Significantly, the Supreme Court thwarted the attempt of the All India Muslim Personal Law Board (AIMPLB) to contain adoption within the confines of family laws. It overruled the objections raised by the AIMPLB that Islamic law does not recognise adoption. The Board's opposition was not new. In 1972, it had opposed the Adoption of Children Bill 1972, aimed at providing a secular law on adoption. A subsequent Bill of 1980 on the same issue carved out an exception for the Muslim community.

Before the Supreme Court, the AIMPLB had argued that the "kafala" system under Islamic law provided for a childless couple to take care of a child's well-being, both emotional and material, but the child remained that of the biological parents. The Board wanted the court to issue a direction to all Child Welfare Committees "to keep in mind and follow the principles of Islamic law before declaring a Muslim child available for adoption". The AIMPLB's argument is far removed from reality, as many children who are given in adoption are those abandoned by their biological parents and whose religion and antecedents are not always known. The court did not concede to AIMPLB's request. 

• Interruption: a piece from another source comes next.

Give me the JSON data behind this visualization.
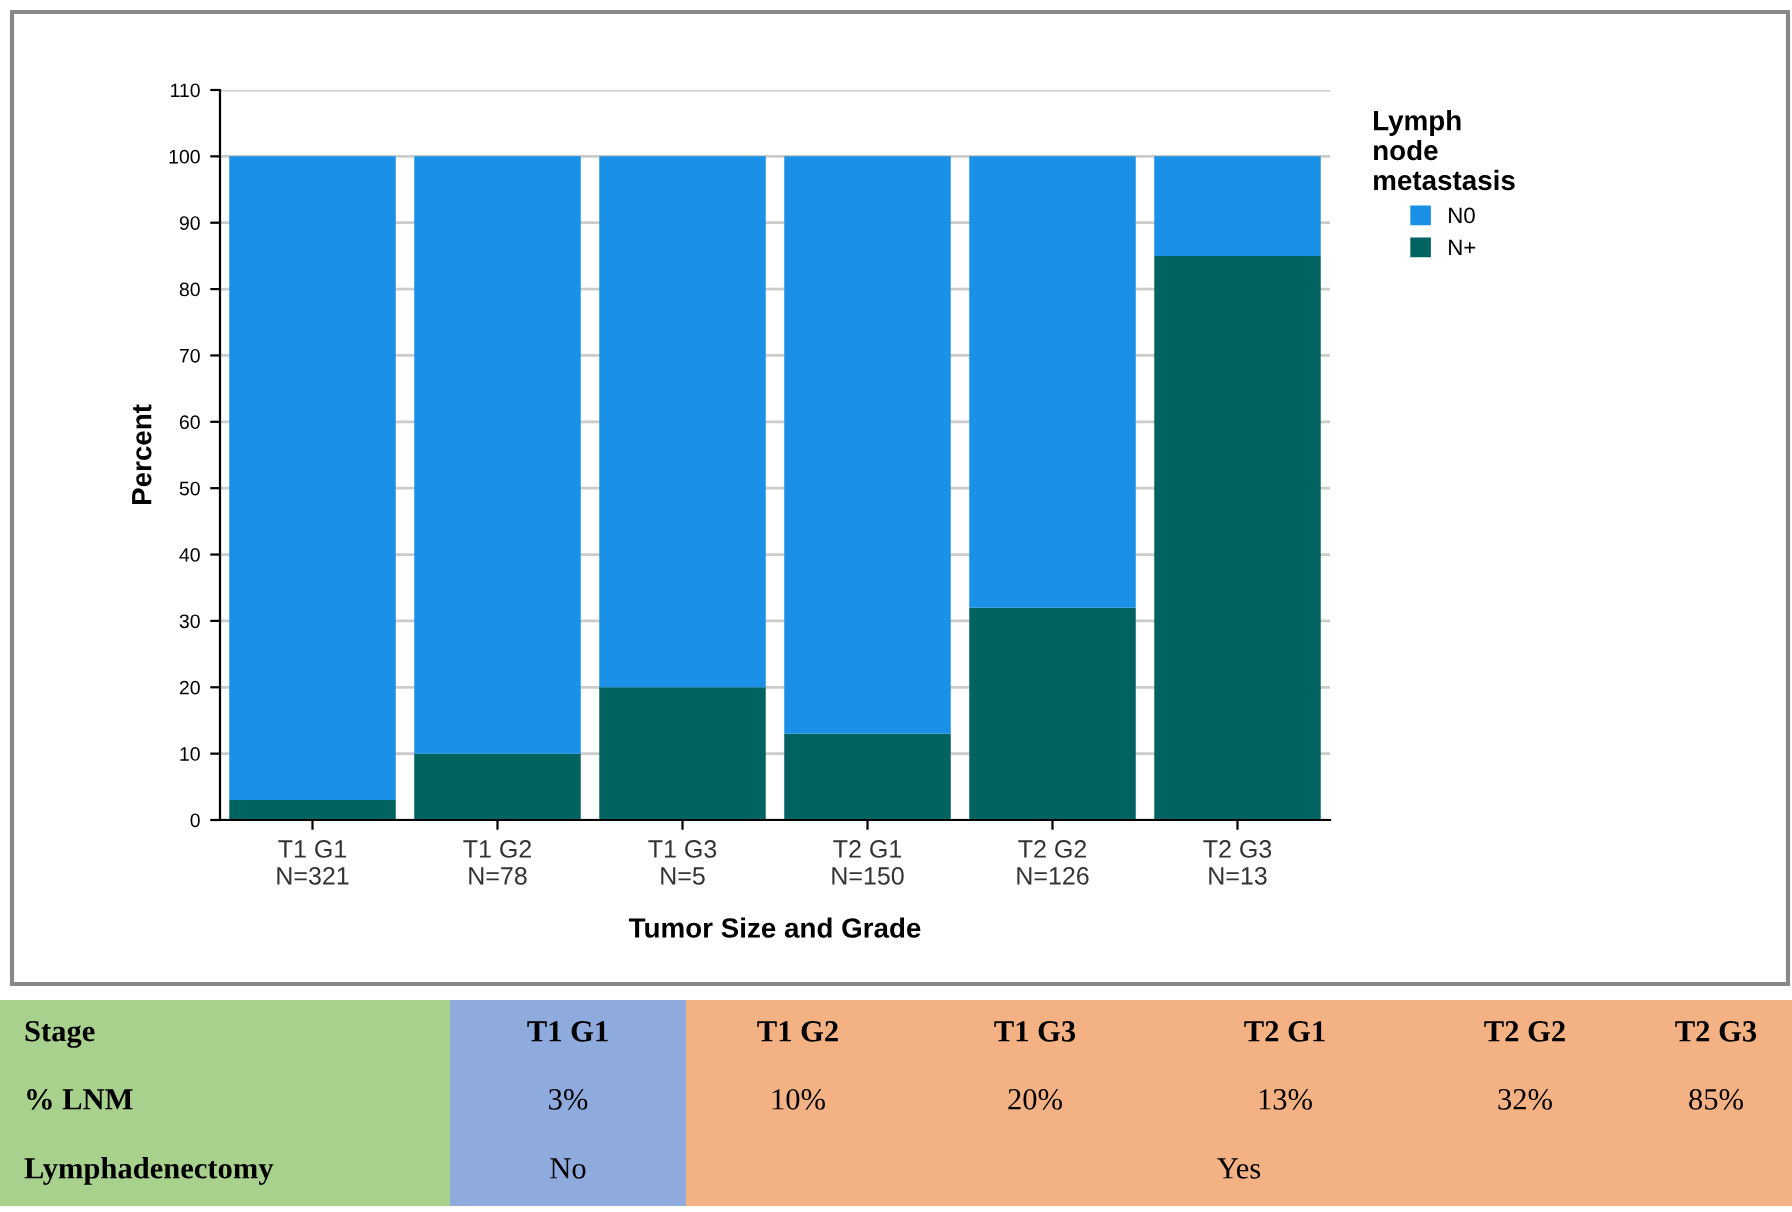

By emphasising on the optional nature of the provisions of JJ Act 2000 and the agency of individuals in adopting a child under those provisions, and highlighting simultaneously the philosophy of rehabilitation and social integration of children, the Supreme Court rightly stated that though personal beliefs and faiths must be honoured, they cannot dictate the operations of the provisions of an enabling statute like the JJ Act. 

During the discourse on the Uniform Civil Code in the 1980s and 1990s, in addition to Muslims, Parsis too were opposed to making adoption available to members of their community. The Bombay Zoroastrian Jashan Committee had opposed The Adoption of Children Bill 1980 and demanded an exemption from its application for Parsis as in the case of Muslims. As K.J. Gandhi, erstwhile Secretary of the Federation of Parsi Zoroastrian Anjuman of India, once explained, Parsis would not like to adopt a non-Parsi child, as only Parsis are entitled to enter the fire temple and receive benefits from private Parsi trusts - thus adoption by Parsis would have to be of a Parsi child. In the recent proceedings, however, no representatives from the Parsi community intervened.

Adoption is not merely a legal issue; it has many social ramifications. India has a large number of children abandoned at birth. A petition to the Supreme Court filed in 2011 by a private adoption agency, Ashraya, had stated that there are about 11 million abandoned children in the country, 90 per cent of whom were girls - a testimony to the high son preference in Indian society. In addition, there are orphaned children and some who have been 'surrendered' by one or both parents who have chosen to relinquish their rights over them because of adverse personal circumstances. The central government informed the Supreme Court that in the months of January to September 2013, 19,884 adoptions had taken place, which is clearly a minuscule proportion of the actual number of abandoned kids whose fate can only be imagined. If these children are not placed for adoption and rightfully settled in caring families, they face the imminent risk of being trafficked for sex work, used as forced labour or end up in other equally horrendous situations. 

It is against this backdrop that we have to gauge the significance of the Supreme Court judgment. It may not lead to thousands flocking to adopt under the JJ Act with immediate effect. Certainly many practical obstacles remain for non-Hindus wishing to adopt by citing this judgment. Given strong ties with their religious communities, there are several who may even be reluctant to accept the judgment. Yet, there can be no denying that the judgment has extricated adoption from the labyrinth of family laws, and given it a universal application cutting across religious identities, just as the Protection of Women from Domestic Violence Act (PWDVA) 2005 and Child Marriage Prohibition Act 2006 had done earlier. 

At its crux, adoption is a compelling way to meet the needs of children in dire need of a family even as it addresses the desires of persons and families who wish to raise a non-biological child as their own. 

(Saumya Uma is a researcher and trainer on gender, law and human rights.)